Lupita Nyong’o’s rising star, and the global economics of ‘blackness'

What you need to know:

  • For black people, the legacy of all these has been debilitating. For example, women across all races, for sure, wear extensions, but a Caucasian woman will wear wavy extensions that make her already longish wavy hair look longer, not different.
  • To many “black and proud” activists, it is self-loathing that forces black women to seek these alterations. I understand braids, and have seen many that are beautiful and tasteful. Beyond that, I am hopelessly lost.
  • Someone like Lupita, or South Sudan born supermodel Alek Wek, who strut their black without coating, however, don’t compromise. They force the world to come to them on their terms — especially if they are also thin. It would not have worked if they were typically big-hipped East African women.

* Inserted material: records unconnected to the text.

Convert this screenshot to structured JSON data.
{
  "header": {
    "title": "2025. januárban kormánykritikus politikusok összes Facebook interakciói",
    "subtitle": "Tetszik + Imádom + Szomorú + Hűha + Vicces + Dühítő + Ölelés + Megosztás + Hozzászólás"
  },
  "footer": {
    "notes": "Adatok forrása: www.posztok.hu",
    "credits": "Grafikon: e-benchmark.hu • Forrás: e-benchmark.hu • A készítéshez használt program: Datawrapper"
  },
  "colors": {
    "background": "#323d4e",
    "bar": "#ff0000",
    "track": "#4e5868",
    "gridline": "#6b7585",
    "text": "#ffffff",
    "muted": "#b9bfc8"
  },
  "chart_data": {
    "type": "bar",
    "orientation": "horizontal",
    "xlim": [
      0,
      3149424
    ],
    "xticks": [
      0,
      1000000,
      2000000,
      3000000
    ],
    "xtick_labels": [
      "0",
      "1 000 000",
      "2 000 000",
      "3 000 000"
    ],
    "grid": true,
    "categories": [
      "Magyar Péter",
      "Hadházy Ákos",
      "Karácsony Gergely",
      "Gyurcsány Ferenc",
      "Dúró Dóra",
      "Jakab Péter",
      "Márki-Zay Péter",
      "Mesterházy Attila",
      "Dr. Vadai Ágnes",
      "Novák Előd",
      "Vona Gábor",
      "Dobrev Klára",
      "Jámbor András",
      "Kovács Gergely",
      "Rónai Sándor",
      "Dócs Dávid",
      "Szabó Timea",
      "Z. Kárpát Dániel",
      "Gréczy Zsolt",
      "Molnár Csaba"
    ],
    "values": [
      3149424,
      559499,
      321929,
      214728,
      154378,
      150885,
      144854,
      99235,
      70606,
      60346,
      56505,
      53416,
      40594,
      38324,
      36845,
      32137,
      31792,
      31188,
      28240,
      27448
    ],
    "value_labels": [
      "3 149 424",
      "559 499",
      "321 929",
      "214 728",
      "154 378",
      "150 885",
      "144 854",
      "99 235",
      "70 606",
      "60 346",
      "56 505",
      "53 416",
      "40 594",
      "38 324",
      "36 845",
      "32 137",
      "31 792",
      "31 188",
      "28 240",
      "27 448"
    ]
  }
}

Kenyan actress Lupita Nyong’o has been collecting many gongs for her role in the Hollywood film, 12 Years A Slave.

Last Sunday, she created a big buzz at the Golden Globes Awards ceremony.

The Golden Globes are bestowed by members of the Hollywood Foreign Press Association for excellence in film and television.

Though 12 Years A Slave won the Best Drama Film award, Lupita didn’t win a personal prize for her part. What she did win, no matter which website, newspaper, or TV channel you turned to, was the best-dressed actress of the night.

A tweep, Lola Ogunnaike, gushed about how “Lupita shut it down in red Ralph Lauren. She looks like a sartorial superhero in that exquisite red cape!”

But it was Kenyan writer Binyavanga Wainaina who took to Twitter and really had a good ball with the impression Lupita made, not with her dress, but her natural hair.

“Dear African women and your daughters, LOOK! No weave on Lupita’s head”, Binyavanga wrote. A few minutes later, he was back: “African women in spotlight today forgot chemical burns, fake hair”.

As the discussion got lively, he sent off another volley: “Millions of African women today pulled weaves out with bare hands.”

Then he stuck the knife to Africa women who do false hair, writing that Lupita’s look said: “Look! No dead camels, and poor women from India on my head!”

But Binyavanga is not one to just wax about Lupita and her hair. So what else might he have been saying? Hardly anyone had the courage to say that Lupita also flaunted her dark skin unapologetically.

So both Lupita’s hair and skin inevitably threw up the question of what “blackness” means in this digital and globalised age.

There is a long and bitter history to blackness, including slavery, colonialism, racism and discrimination against “people of colour”, especially in the West.

For black people, the legacy of all these has been debilitating. For example, women across all races, for sure, wear extensions, but a Caucasian woman will wear wavy extensions that make her already longish wavy hair look longer, not different. Black women often wear wavy extensions to make their kinky short hair look wavy and long — something totally opposite to what they are endowed with naturally.

Skin bleaching also falls in the same category. A Chinese or Indian woman who bleaches her skin to look white, travels a short journey. The very dark African woman (and Congolese male musicians) who does the same makes a very very long journey to achieve whiteness (which they never do anyway).

To many “black and proud” activists, it is self-loathing that forces black women to seek these alterations. I understand braids, and have seen many that are beautiful and tasteful. Beyond that, I am hopelessly lost.

However, I do understand the commercial value of racial ambiguity in a digital universe. As a musician or model, it can be profitable not to be too white, too black, too Asian, or too Hispanic — name it.

For example, someone like Beyoncé — every race sees a bit of itself in you. That is important for the more “tribal” consumers who need to feel comfortable that a song is by one of their own. Michael Jackson exploited this brilliantly, though with disastrous consequences to his mind and health.

But everyone who does this basically accommodates himself or herself to the world. They seek racial ambiguity because that is what the globalised world rewards.

Someone like Lupita, or South Sudan born supermodel Alek Wek, who strut their black without coating, however, don’t compromise. They force the world to come to them on their terms — especially if they are also thin. It would not have worked if they were typically big-hipped East African women.

Her confidence, and the absence of self-aware nervousness, was remarkable. Like all stories, though, it is never so straightforward. Lupita was well-born, so to speak. And as a middle class child, she probably didn’t have to suffer the putdowns that crush the confidence of those born lower on the social ladder.

And the problem of false hair and bleached skin is not a women’s issue; it is a social one. Many men demand it. And, sometimes, it is easier to climb up in Africa with false hair and a touch of bleached skin.